Inciampò un paio di volte in guida in stato di ebbrezza, che non gli fece tener conto dei limiti di velocità e della segnaletica stradale, e un’altra volta in un fotografo che lo immortalò mentre utilizzava il bong, strumento da marijuana. Ne conseguirono multe, lavoro ai servizi sociali o semplicemente una “non convocazione morale per ammaestrare” che gli costò i mondiali di Kazan 2015, e dunque qualche medaglia.

A 15 anni e 9 mesi diventò il più giovane primatista mondiale di sempre nel nuoto, più giovane di Ian Thorpe che l’aveva fatto a 16 anni e 10 mesi. Don Talbot, allenatore australiano, disse che avrebbe voluto vivere fin quando Phelps avrebbe sconfitto Thorpedine: per sua fortuna il cielo non lo ascoltò, perché venne presto quella volta.

Anche se non fu nell’occasione più attesa, nella piscina di Atene 2004, dove si disputò la “gara del secolo”, i 200 stile libero che videro contro Ian e Michael che toccarono la piastra finale nell’ordine tra di loro, perché in mezzo si insinuò l’olandese Van den Hoogenband. Fu questa gara a far perdere a Baltimora Kid la sfida dell’oro: voleva vincerne sette come Spitz, “non ce la farà mai: è impossibile” disse Thorpe, e non ce la fece; si fermò “solo” a quota 6 per quella volta.

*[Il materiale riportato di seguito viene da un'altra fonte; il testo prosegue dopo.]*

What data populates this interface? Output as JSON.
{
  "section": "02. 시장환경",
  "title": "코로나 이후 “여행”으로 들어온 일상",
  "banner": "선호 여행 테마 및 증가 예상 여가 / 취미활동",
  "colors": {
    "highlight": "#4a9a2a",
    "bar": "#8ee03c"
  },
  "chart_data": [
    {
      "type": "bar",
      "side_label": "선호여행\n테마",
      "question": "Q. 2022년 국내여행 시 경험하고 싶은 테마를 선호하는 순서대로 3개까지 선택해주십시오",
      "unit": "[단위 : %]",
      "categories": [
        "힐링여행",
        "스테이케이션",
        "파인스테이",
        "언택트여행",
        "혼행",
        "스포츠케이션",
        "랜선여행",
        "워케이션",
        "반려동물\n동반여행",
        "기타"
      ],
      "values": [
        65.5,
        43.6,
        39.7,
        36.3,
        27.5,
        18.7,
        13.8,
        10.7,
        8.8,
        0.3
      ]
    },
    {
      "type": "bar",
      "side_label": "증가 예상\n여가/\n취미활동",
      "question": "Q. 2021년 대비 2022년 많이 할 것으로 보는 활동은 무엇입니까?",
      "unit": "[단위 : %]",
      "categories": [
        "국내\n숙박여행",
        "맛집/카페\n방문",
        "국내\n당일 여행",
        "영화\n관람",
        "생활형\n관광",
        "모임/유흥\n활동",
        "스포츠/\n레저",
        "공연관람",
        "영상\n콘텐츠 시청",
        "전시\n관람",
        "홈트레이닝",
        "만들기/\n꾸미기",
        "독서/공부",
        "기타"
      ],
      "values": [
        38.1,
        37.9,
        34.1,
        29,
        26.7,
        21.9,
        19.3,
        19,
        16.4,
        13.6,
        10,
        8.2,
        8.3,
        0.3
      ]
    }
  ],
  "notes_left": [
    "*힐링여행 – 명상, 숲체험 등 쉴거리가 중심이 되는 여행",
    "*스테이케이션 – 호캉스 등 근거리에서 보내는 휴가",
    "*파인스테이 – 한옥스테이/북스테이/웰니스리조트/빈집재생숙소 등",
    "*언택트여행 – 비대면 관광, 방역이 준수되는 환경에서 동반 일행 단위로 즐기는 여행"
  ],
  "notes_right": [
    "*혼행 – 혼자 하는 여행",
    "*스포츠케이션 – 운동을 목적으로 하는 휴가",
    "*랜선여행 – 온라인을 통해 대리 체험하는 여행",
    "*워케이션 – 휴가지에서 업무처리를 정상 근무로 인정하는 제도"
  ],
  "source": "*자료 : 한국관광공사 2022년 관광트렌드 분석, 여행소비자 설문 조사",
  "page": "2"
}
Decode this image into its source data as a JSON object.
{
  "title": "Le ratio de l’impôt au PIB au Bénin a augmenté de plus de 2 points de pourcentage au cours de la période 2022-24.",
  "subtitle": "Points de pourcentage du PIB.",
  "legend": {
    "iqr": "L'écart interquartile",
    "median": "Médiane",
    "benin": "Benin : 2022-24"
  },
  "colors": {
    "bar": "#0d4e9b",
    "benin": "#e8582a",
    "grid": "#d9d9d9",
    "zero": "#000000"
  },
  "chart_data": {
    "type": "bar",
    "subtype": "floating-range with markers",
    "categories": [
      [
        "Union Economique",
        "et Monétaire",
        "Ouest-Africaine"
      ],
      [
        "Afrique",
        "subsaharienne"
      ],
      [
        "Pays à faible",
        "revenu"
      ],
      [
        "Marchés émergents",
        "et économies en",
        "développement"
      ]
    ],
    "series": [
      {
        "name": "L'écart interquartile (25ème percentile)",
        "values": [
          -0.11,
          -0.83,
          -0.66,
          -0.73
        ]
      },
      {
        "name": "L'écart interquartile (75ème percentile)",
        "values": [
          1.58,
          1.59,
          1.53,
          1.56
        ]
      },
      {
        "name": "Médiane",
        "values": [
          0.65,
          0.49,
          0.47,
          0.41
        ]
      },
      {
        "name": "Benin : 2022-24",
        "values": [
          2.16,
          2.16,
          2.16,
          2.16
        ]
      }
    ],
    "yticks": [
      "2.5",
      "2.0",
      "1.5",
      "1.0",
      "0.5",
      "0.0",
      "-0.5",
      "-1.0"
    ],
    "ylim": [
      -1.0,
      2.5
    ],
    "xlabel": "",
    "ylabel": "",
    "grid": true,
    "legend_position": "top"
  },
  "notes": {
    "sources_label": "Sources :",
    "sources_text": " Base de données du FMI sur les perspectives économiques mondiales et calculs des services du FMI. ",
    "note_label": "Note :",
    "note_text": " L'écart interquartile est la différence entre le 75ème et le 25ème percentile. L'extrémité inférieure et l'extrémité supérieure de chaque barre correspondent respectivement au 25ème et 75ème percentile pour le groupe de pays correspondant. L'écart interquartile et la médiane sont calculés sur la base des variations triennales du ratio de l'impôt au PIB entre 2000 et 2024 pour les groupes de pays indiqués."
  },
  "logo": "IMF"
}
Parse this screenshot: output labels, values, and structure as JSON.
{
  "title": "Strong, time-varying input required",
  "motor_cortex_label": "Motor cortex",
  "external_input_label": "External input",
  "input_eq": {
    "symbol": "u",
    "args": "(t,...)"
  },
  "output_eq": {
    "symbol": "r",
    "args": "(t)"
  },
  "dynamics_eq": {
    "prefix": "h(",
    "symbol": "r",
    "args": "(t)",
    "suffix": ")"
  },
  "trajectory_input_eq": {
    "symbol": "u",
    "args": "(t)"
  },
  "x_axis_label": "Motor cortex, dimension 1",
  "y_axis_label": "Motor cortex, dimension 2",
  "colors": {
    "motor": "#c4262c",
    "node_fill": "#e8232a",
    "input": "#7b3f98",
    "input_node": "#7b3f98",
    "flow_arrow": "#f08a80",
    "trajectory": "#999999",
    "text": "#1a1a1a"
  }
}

Furono 7, però, ai mondiali del 2007 a Melbourne, dove nuotò i 200 farfalla abbassando di un secondo e 62 il suo primato, una cosa che “vale il salto magico di Bob Beamon al Messico”, dissero gli esperti, quel volo da 8,90 metri rimasto inarrivato fino al 1991.

Ora c’era Pechino. Qui Phelps alzò ancora l’asticella: aveva collaudato a inizio dell’anno il costume in poliuretano della Speedo, quello che teneva a galla anche le pietre e rivoluzionò i crono di tutte le gare (alcuni primati di allora resistono ancora). Phelps l’aveva indossato in una scenografica presentazione che imitava l’Uomo Vitruviano di Leonardo, braccia e gambe divaricate, immagine della perfezione.

A Pechino Michael promise otto medaglie d’oro. Thorpe fu insistente: “Non ce la farà mai”. Bob Bowman fu “motivatore”: appiccicò l’articolo in cui Thorpe si sbilanciava dentro l’armadietto di Phelps, un monito quotidiano. “Siamo qui per suonargliele” disse il francese Bernard: fu un piffero di montagna, di quelli del proverbio, che andarono per suonare e furono suonati. Perché erano, quelli cinesi, i Giochi dell’Otto. Otto è il numero magico, il portafortuna oltre la Grande Muraglia: per stuzzicarlo, le Olimpiadi furono aperte il giorno 08-08-08 alle ore 08.08.08. E l’8 fu di Phelps, anche se ci fu la crisi del settimo oro, quando toccò la piastra dei 100 farfalla dopo Cavic ma mentre Cavic l’accarezzò lui fece pressione, e il crono tiene conto anche di una certa “violenza”.

A Londra, 4 anni dopo, altra vasca altre medaglie, Michael superò il record di sempre della Latynina. “Mi ritiro” disse, dandosi al poker e al golf: “Se andrò a Rio sarà sul green”: Ma con due anni, quattro mesi e quindici chili in più, si tuffò di nuovo: destinazione Rio. E anche qui medaglie, pure se una gliela tolse Schooling, un ragazzino di Singapore che teneva nel portafogli la foto scattata da bambino con il suo idolo. Il suo idolo era Michael Phelps: “Anche io sono un bambino, non voglio crescere, sono un bambino grande” sorrise Phelps.